- Court: Supreme Court of Iran, Branch 32
- Decided: August 24, 2014

Case history
- Appealed from: Tehran Province Crime Court, Branch 76

Court membership
- Judges sitting: Judge Modir-Khorasani Judge Zabihizadeh Judge Mohammadi-Kashkouli

Keywords
- Embezzlement Forgery; Bribery; Money laundering; Acquisition of illicit property; ;

= Iran Insurance embezzlement case =

Embezzlement scandal

The Iran Insurance embezzlement case refers to an embezzlement scandal within the state-owned Iran Insurance Company, publicized in November 2010. Key figures behind the scandal included a clique of statesmen within the government of Mahmoud Ahmadinejad, known as the Fatemi Circle. The case was controversially appealed at the same time with 2011 Iranian embezzlement scandal.

== Convicted people ==
=== 2014 ===
On 24 August 2014, the fate of the 12 suspects were decided.

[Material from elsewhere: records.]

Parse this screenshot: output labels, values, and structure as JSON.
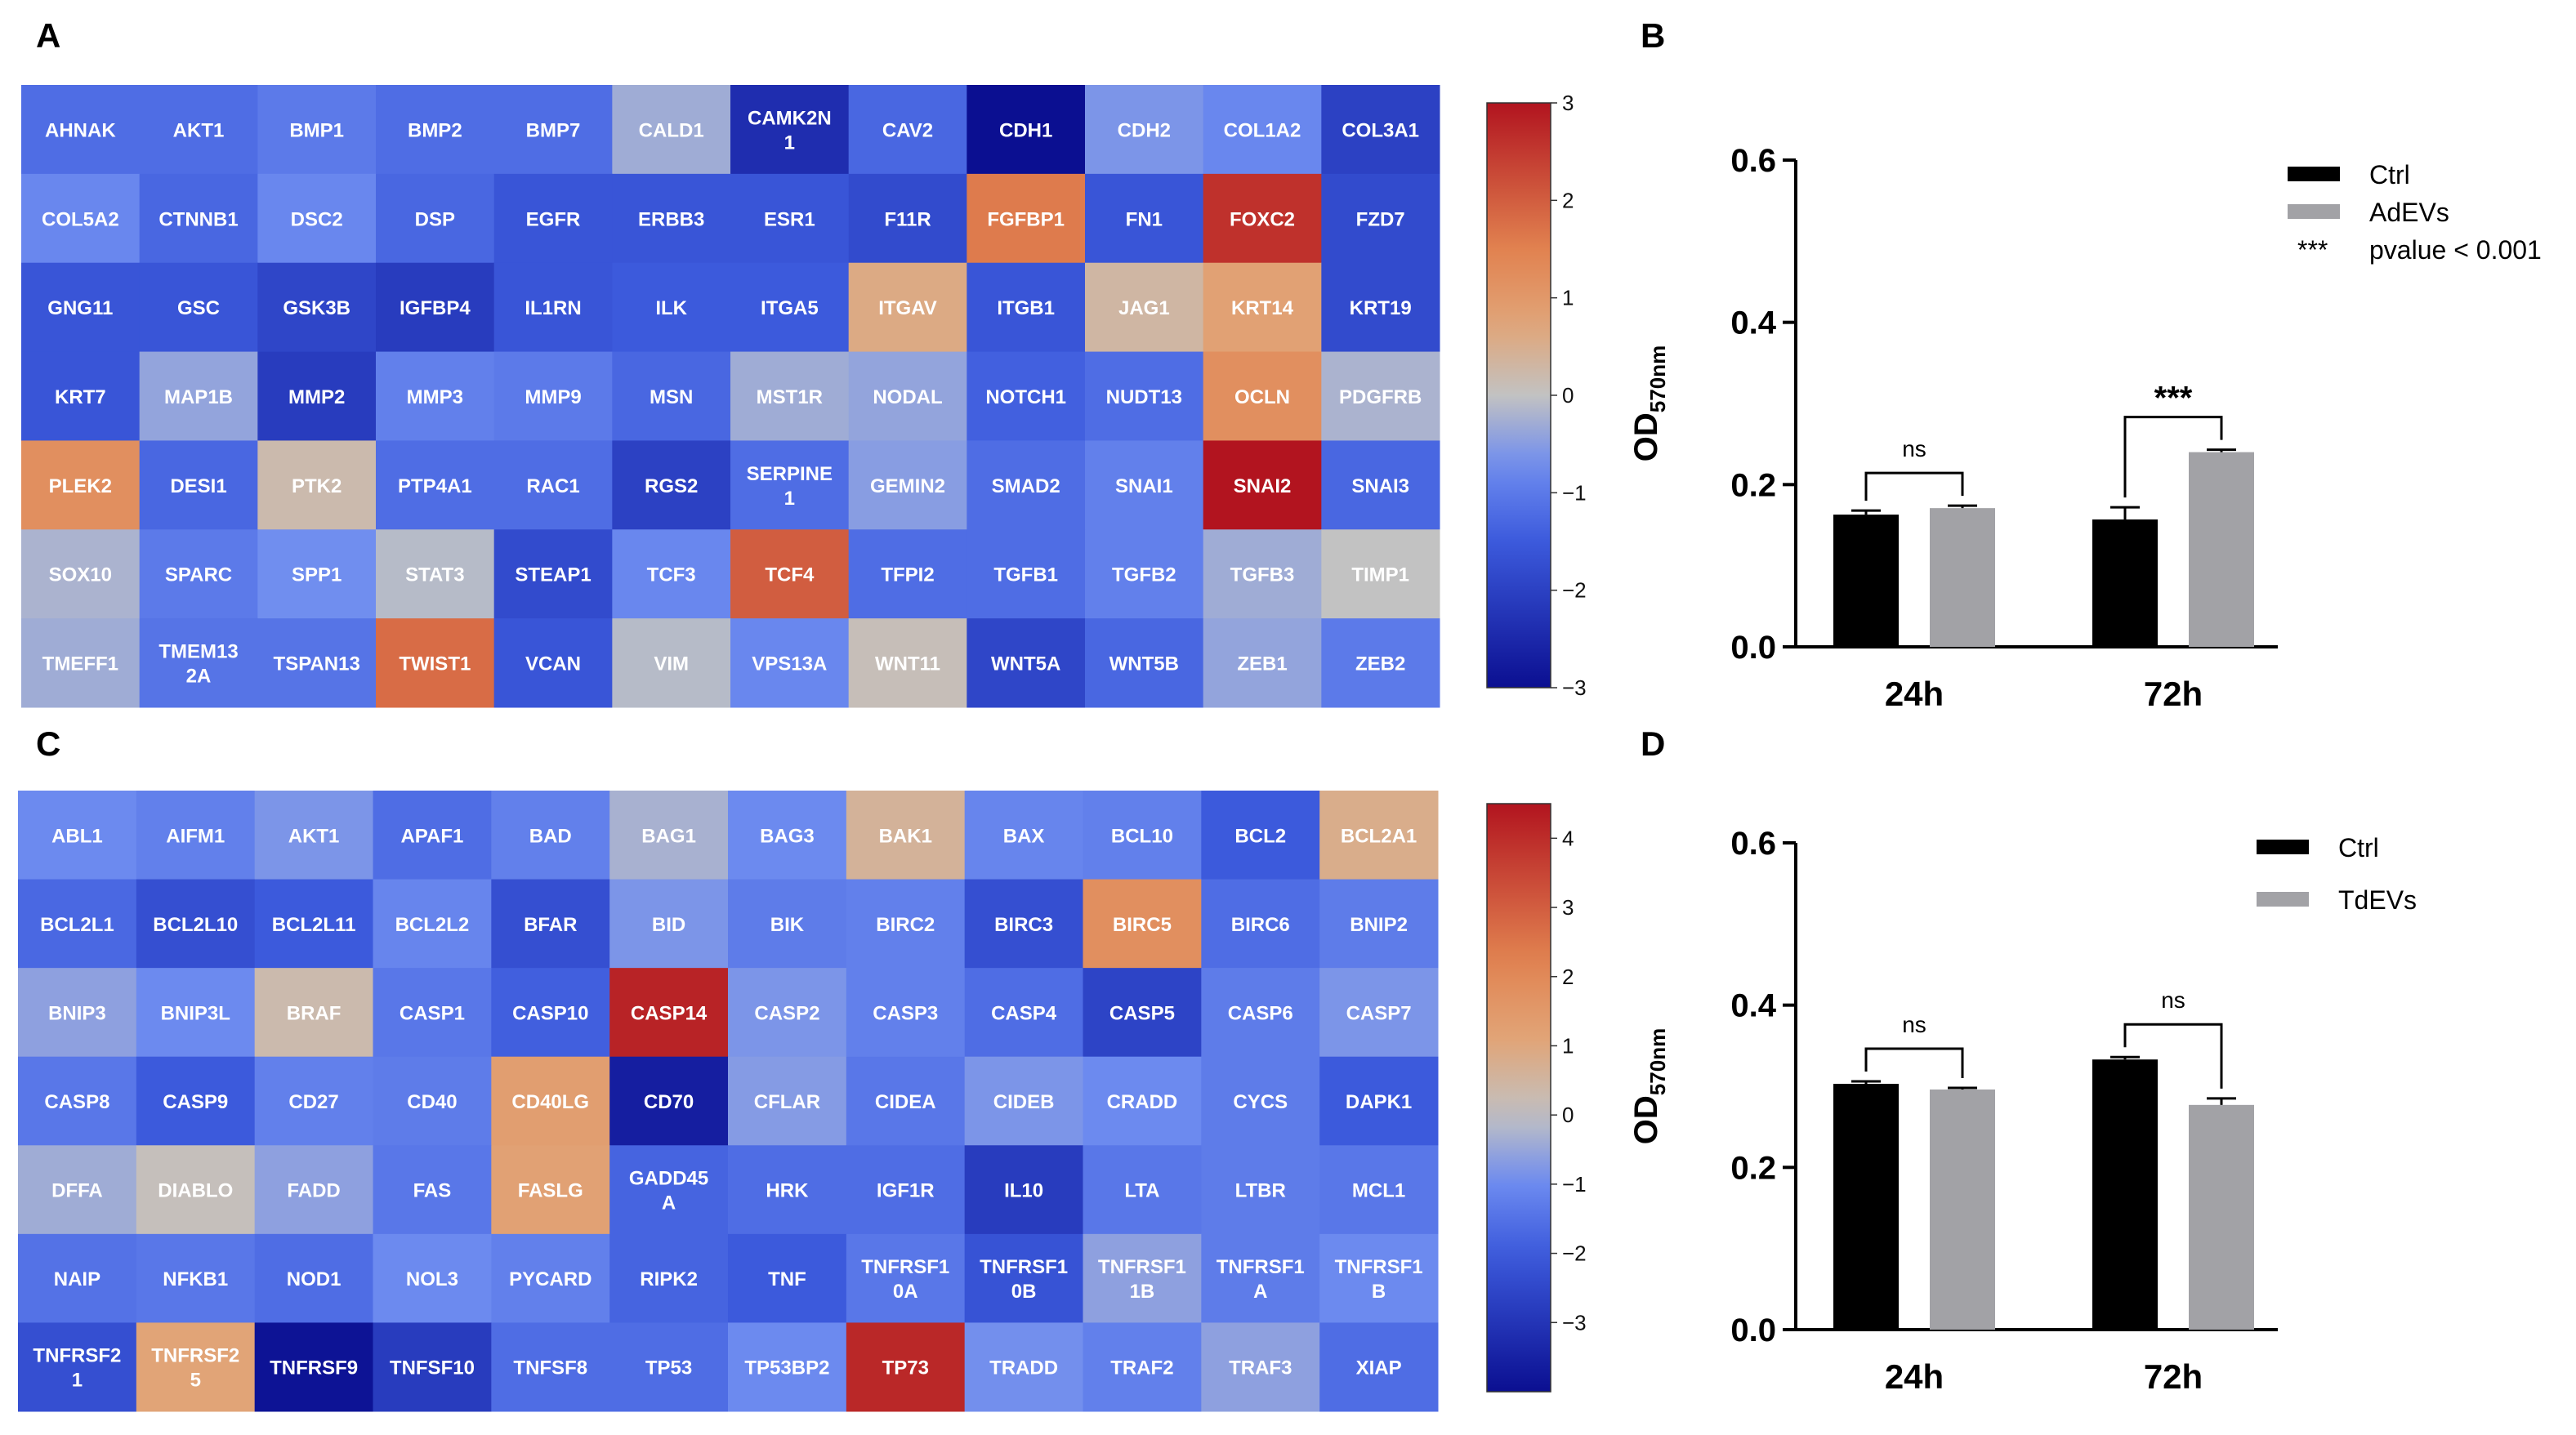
{
  "panels": {
    "a": "A",
    "b": "B",
    "c": "C",
    "d": "D"
  },
  "chart_data": [
    {
      "panel": "A",
      "type": "heatmap",
      "rows": 7,
      "cols": 12,
      "colorbar": {
        "min": -3,
        "max": 3,
        "ticks": [
          "3",
          "2",
          "1",
          "0",
          "−1",
          "−2",
          "−3"
        ]
      },
      "cells": [
        [
          [
            "AHNAK",
            -1.2
          ],
          [
            "AKT1",
            -1.2
          ],
          [
            "BMP1",
            -1.0
          ],
          [
            "BMP2",
            -1.2
          ],
          [
            "BMP7",
            -1.2
          ],
          [
            "CALD1",
            -0.3
          ],
          [
            "CAMK2N\n1",
            -2.4
          ],
          [
            "CAV2",
            -1.3
          ],
          [
            "CDH1",
            -3.2
          ],
          [
            "CDH2",
            -0.6
          ],
          [
            "COL1A2",
            -0.8
          ],
          [
            "COL3A1",
            -2.0
          ]
        ],
        [
          [
            "COL5A2",
            -0.8
          ],
          [
            "CTNNB1",
            -1.3
          ],
          [
            "DSC2",
            -0.8
          ],
          [
            "DSP",
            -1.3
          ],
          [
            "EGFR",
            -1.6
          ],
          [
            "ERBB3",
            -1.6
          ],
          [
            "ESR1",
            -1.6
          ],
          [
            "F11R",
            -1.8
          ],
          [
            "FGFBP1",
            1.6
          ],
          [
            "FN1",
            -1.6
          ],
          [
            "FOXC2",
            2.6
          ],
          [
            "FZD7",
            -1.8
          ]
        ],
        [
          [
            "GNG11",
            -1.6
          ],
          [
            "GSC",
            -1.6
          ],
          [
            "GSK3B",
            -1.9
          ],
          [
            "IGFBP4",
            -2.1
          ],
          [
            "IL1RN",
            -1.6
          ],
          [
            "ILK",
            -1.5
          ],
          [
            "ITGA5",
            -1.5
          ],
          [
            "ITGAV",
            0.6
          ],
          [
            "ITGB1",
            -1.6
          ],
          [
            "JAG1",
            0.3
          ],
          [
            "KRT14",
            0.8
          ],
          [
            "KRT19",
            -1.8
          ]
        ],
        [
          [
            "KRT7",
            -1.6
          ],
          [
            "MAP1B",
            -0.4
          ],
          [
            "MMP2",
            -2.1
          ],
          [
            "MMP3",
            -0.9
          ],
          [
            "MMP9",
            -1.0
          ],
          [
            "MSN",
            -1.3
          ],
          [
            "MST1R",
            -0.3
          ],
          [
            "NODAL",
            -0.4
          ],
          [
            "NOTCH1",
            -1.4
          ],
          [
            "NUDT13",
            -1.2
          ],
          [
            "OCLN",
            1.2
          ],
          [
            "PDGFRB",
            -0.2
          ]
        ],
        [
          [
            "PLEK2",
            1.2
          ],
          [
            "DESI1",
            -1.3
          ],
          [
            "PTK2",
            0.2
          ],
          [
            "PTP4A1",
            -1.2
          ],
          [
            "RAC1",
            -1.2
          ],
          [
            "RGS2",
            -2.0
          ],
          [
            "SERPINE\n1",
            -1.2
          ],
          [
            "GEMIN2",
            -0.5
          ],
          [
            "SMAD2",
            -1.2
          ],
          [
            "SNAI1",
            -0.9
          ],
          [
            "SNAI2",
            3.0
          ],
          [
            "SNAI3",
            -1.3
          ]
        ],
        [
          [
            "SOX10",
            -0.2
          ],
          [
            "SPARC",
            -1.0
          ],
          [
            "SPP1",
            -0.7
          ],
          [
            "STAT3",
            -0.1
          ],
          [
            "STEAP1",
            -1.8
          ],
          [
            "TCF3",
            -0.8
          ],
          [
            "TCF4",
            2.0
          ],
          [
            "TFPI2",
            -1.2
          ],
          [
            "TGFB1",
            -1.2
          ],
          [
            "TGFB2",
            -0.9
          ],
          [
            "TGFB3",
            -0.3
          ],
          [
            "TIMP1",
            0.0
          ]
        ],
        [
          [
            "TMEFF1",
            -0.3
          ],
          [
            "TMEM13\n2A",
            -1.1
          ],
          [
            "TSPAN13",
            -1.1
          ],
          [
            "TWIST1",
            1.8
          ],
          [
            "VCAN",
            -1.6
          ],
          [
            "VIM",
            -0.1
          ],
          [
            "VPS13A",
            -0.8
          ],
          [
            "WNT11",
            0.1
          ],
          [
            "WNT5A",
            -1.9
          ],
          [
            "WNT5B",
            -1.3
          ],
          [
            "ZEB1",
            -0.4
          ],
          [
            "ZEB2",
            -1.0
          ]
        ]
      ]
    },
    {
      "panel": "B",
      "type": "bar",
      "categories": [
        "24h",
        "72h"
      ],
      "series": [
        {
          "name": "Ctrl",
          "values": [
            0.163,
            0.157
          ],
          "errors": [
            0.005,
            0.015
          ]
        },
        {
          "name": "AdEVs",
          "values": [
            0.171,
            0.24
          ],
          "errors": [
            0.003,
            0.003
          ]
        }
      ],
      "ylabel": "OD",
      "ylabel_sub": "570nm",
      "ylim": [
        0,
        0.6
      ],
      "yticks": [
        "0.0",
        "0.2",
        "0.4",
        "0.6"
      ],
      "significance": [
        "ns",
        "***"
      ],
      "legend_note": {
        "marker": "***",
        "text": "pvalue < 0.001"
      }
    },
    {
      "panel": "C",
      "type": "heatmap",
      "rows": 7,
      "cols": 12,
      "colorbar": {
        "min": -4,
        "max": 4.5,
        "ticks": [
          "4",
          "3",
          "2",
          "1",
          "0",
          "−1",
          "−2",
          "−3"
        ]
      },
      "cells": [
        [
          [
            "ABL1",
            -1.0
          ],
          [
            "AIFM1",
            -1.2
          ],
          [
            "AKT1",
            -0.8
          ],
          [
            "APAF1",
            -1.6
          ],
          [
            "BAD",
            -1.2
          ],
          [
            "BAG1",
            -0.3
          ],
          [
            "BAG3",
            -1.0
          ],
          [
            "BAK1",
            0.6
          ],
          [
            "BAX",
            -1.1
          ],
          [
            "BCL10",
            -1.2
          ],
          [
            "BCL2",
            -2.0
          ],
          [
            "BCL2A1",
            0.8
          ]
        ],
        [
          [
            "BCL2L1",
            -1.7
          ],
          [
            "BCL2L10",
            -2.3
          ],
          [
            "BCL2L11",
            -2.0
          ],
          [
            "BCL2L2",
            -1.1
          ],
          [
            "BFAR",
            -2.3
          ],
          [
            "BID",
            -0.8
          ],
          [
            "BIK",
            -1.3
          ],
          [
            "BIRC2",
            -1.2
          ],
          [
            "BIRC3",
            -2.3
          ],
          [
            "BIRC5",
            1.8
          ],
          [
            "BIRC6",
            -1.6
          ],
          [
            "BNIP2",
            -1.3
          ]
        ],
        [
          [
            "BNIP3",
            -0.6
          ],
          [
            "BNIP3L",
            -1.0
          ],
          [
            "BRAF",
            0.3
          ],
          [
            "CASP1",
            -1.4
          ],
          [
            "CASP10",
            -1.9
          ],
          [
            "CASP14",
            4.2
          ],
          [
            "CASP2",
            -0.8
          ],
          [
            "CASP3",
            -1.2
          ],
          [
            "CASP4",
            -1.6
          ],
          [
            "CASP5",
            -2.6
          ],
          [
            "CASP6",
            -1.3
          ],
          [
            "CASP7",
            -0.8
          ]
        ],
        [
          [
            "CASP8",
            -1.4
          ],
          [
            "CASP9",
            -2.0
          ],
          [
            "CD27",
            -1.2
          ],
          [
            "CD40",
            -1.3
          ],
          [
            "CD40LG",
            1.3
          ],
          [
            "CD70",
            -3.6
          ],
          [
            "CFLAR",
            -0.7
          ],
          [
            "CIDEA",
            -1.4
          ],
          [
            "CIDEB",
            -0.8
          ],
          [
            "CRADD",
            -1.0
          ],
          [
            "CYCS",
            -1.3
          ],
          [
            "DAPK1",
            -2.0
          ]
        ],
        [
          [
            "DFFA",
            -0.4
          ],
          [
            "DIABLO",
            0.1
          ],
          [
            "FADD",
            -0.6
          ],
          [
            "FAS",
            -1.4
          ],
          [
            "FASLG",
            1.2
          ],
          [
            "GADD45\nA",
            -1.8
          ],
          [
            "HRK",
            -1.6
          ],
          [
            "IGF1R",
            -1.6
          ],
          [
            "IL10",
            -2.8
          ],
          [
            "LTA",
            -1.4
          ],
          [
            "LTBR",
            -1.3
          ],
          [
            "MCL1",
            -1.4
          ]
        ],
        [
          [
            "NAIP",
            -1.5
          ],
          [
            "NFKB1",
            -1.4
          ],
          [
            "NOD1",
            -1.6
          ],
          [
            "NOL3",
            -1.0
          ],
          [
            "PYCARD",
            -1.2
          ],
          [
            "RIPK2",
            -1.8
          ],
          [
            "TNF",
            -2.0
          ],
          [
            "TNFRSF1\n0A",
            -1.4
          ],
          [
            "TNFRSF1\n0B",
            -2.2
          ],
          [
            "TNFRSF1\n1B",
            -0.6
          ],
          [
            "TNFRSF1\nA",
            -1.3
          ],
          [
            "TNFRSF1\nB",
            -1.0
          ]
        ],
        [
          [
            "TNFRSF2\n1",
            -2.3
          ],
          [
            "TNFRSF2\n5",
            1.1
          ],
          [
            "TNFRSF9",
            -3.9
          ],
          [
            "TNFSF10",
            -2.8
          ],
          [
            "TNFSF8",
            -1.6
          ],
          [
            "TP53",
            -1.6
          ],
          [
            "TP53BP2",
            -1.0
          ],
          [
            "TP73",
            4.1
          ],
          [
            "TRADD",
            -0.9
          ],
          [
            "TRAF2",
            -1.2
          ],
          [
            "TRAF3",
            -0.6
          ],
          [
            "XIAP",
            -1.6
          ]
        ]
      ]
    },
    {
      "panel": "D",
      "type": "bar",
      "categories": [
        "24h",
        "72h"
      ],
      "series": [
        {
          "name": "Ctrl",
          "values": [
            0.303,
            0.333
          ],
          "errors": [
            0.003,
            0.003
          ]
        },
        {
          "name": "TdEVs",
          "values": [
            0.296,
            0.277
          ],
          "errors": [
            0.002,
            0.008
          ]
        }
      ],
      "ylabel": "OD",
      "ylabel_sub": "570nm",
      "ylim": [
        0,
        0.6
      ],
      "yticks": [
        "0.0",
        "0.2",
        "0.4",
        "0.6"
      ],
      "significance": [
        "ns",
        "ns"
      ]
    }
  ],
  "colors": {
    "ctrl": "#000000",
    "treated": "#a2a2a6",
    "heat_low": "#0b0f91",
    "heat_mid": "#c2c2c2",
    "heat_high": "#b2141f"
  }
}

| # | Name | Conviction | Prison | Money Return (Rials) | Fine (Rials) | Other penalties |
|---|---|---|---|---|---|---|
| 1 | Mostafa Hamzeh-Nosi | forming embezzlement network forgery | Life sentence | 33,296,089,620 | 64,092,179,240 | banned for life from government work |
| 2 | Davoud Fahimi-Roudposhti | forming embezzlement network forgery | Life sentence | 35,796,089,920 | 66,592,172,240 | banned for life from government work |
| 3 | Badiollah Kiani | forming embezzlement network forgery | 25 years | 10,750,574,330 | 61,592,179,240 | banned for life from government work |
| 4 | Jaber Abdali | forming embezzlement network forgery | 15 years | 18,500,000,000 | 37,000,000,000 |  |
| 5 | Mohammad-Taghi Tavakkoli | bribe taking | 8 years | — | 1,000,000,000 | banned from government work |
| 6 | Ali Jalil | bribe taking | 5 years | — | 7,000,000,000 |  |
| 7 | Shahriar Khosravi | bribe taking | 9 years | — | 5,000,000,000 |  |
| 8 | Mahmoud Bagheri-Zamani | contribution in embezzlement | 1½ years | 1,390,000,000 | 2,780,000,000 |  |
| 9 | Iraj Abdolhamidi | assisting embezzlement | 1 year | 135,000,000 | 270,000,000 |  |
| 10 | Fariborz Farid-Danesh | assisting embezzlement and forgery | ½ year | 980,500,000 | 1,861,000,000 |  |
| 11 | Davoud Sarkhosh-Shahri | bribe taking | 3 years | 1,700,000,000 | — |  |
| 12 | Yousef-Ali Darounparvar |  | 11 years | — | — |  |

=== 2015 ===
Former First Vice President of Iran, Mohammad-Reza Rahimi was convicted of "Illegal acquisition of illicit property" and accepting bribes and was sentenced to 5 years and 91 days in prison, ordered to return 8,500,000,000 rials and fined 10,000,000,000 rials.